Opus 651
Sonata for Flute and Piano (2005)
for Flute and Piano
- Chanson
- Fantasy Variations
Carol Hall, flute; Pascha Gordon, piano
Duration: 12.5 min.
Dedication: for Brook Ferguson and in memory of Meyer Kupferman
Commission: Commissioned for Brook Ferguson
Publisher: Musik Fabrik
Performance materials available from the publisher.
Sonata for Flute and Piano (2005) was written for and is dedicated to flutist Brook Ferguson. It is in two movements. It was inspired by her support and activity with contemporary music. The work is also dedicated in memory of composer Meyer Kupferman (1926-2003), with whose music the composer was spending a great deal of time during the composition of this sonata.
The first movement, Chanson, is an extended “song” that develops through a variety of textures. The opening song material is centered around G#. In turn, this G# is revealed to be a quasi-dominant of a D centered sonority. (A brief coda returns to G#, in preparation for the D center of the second movement.)

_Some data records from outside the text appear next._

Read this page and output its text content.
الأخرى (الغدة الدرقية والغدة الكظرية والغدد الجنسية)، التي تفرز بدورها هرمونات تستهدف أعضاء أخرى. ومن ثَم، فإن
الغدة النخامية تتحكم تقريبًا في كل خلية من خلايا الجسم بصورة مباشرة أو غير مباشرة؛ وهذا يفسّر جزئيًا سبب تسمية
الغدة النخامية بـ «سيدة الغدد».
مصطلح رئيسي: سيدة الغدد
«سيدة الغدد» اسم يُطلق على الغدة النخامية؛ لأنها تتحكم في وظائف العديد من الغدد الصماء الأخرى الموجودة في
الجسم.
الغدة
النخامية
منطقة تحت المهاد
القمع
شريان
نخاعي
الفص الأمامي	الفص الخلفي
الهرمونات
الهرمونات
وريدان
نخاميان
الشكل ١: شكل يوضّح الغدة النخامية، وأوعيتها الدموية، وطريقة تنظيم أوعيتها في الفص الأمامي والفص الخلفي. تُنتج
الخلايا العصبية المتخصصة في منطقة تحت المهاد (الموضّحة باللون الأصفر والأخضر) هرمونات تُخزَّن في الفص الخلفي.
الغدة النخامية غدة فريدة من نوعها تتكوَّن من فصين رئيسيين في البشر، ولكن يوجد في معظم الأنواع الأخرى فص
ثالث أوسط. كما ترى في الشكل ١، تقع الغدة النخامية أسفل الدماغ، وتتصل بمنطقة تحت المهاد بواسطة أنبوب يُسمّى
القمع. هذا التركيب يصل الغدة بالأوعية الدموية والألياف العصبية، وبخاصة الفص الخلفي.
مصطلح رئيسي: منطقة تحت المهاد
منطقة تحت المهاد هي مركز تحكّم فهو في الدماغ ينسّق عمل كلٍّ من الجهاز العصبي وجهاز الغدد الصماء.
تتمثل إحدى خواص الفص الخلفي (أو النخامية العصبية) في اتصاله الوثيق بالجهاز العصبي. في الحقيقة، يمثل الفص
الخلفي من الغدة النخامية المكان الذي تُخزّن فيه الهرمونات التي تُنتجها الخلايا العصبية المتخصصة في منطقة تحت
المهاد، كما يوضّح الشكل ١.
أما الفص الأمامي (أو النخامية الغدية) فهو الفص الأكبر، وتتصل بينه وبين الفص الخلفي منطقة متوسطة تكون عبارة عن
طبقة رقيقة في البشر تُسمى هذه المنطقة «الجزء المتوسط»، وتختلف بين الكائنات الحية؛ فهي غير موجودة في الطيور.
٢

The second movement, Fantasy Variations, is cast as two presentations of the theme surrounding five free variations, plus a coda. The theme serves as the basis of the musical material for each variation as well as the structural template for each. Also, each variation contains material referring back specifically to the previous variation.
The opening theme is declamatory and massive. The first variation is fast and limber. The second variation is introspective and stratified. The third variation is fleeting. The fourth variation is distant and spare. The fifth variation is fast and driving. The final theme begins whispered and slowly regains its declamatory nature before an intensely hammered coda ends the work in a blaze.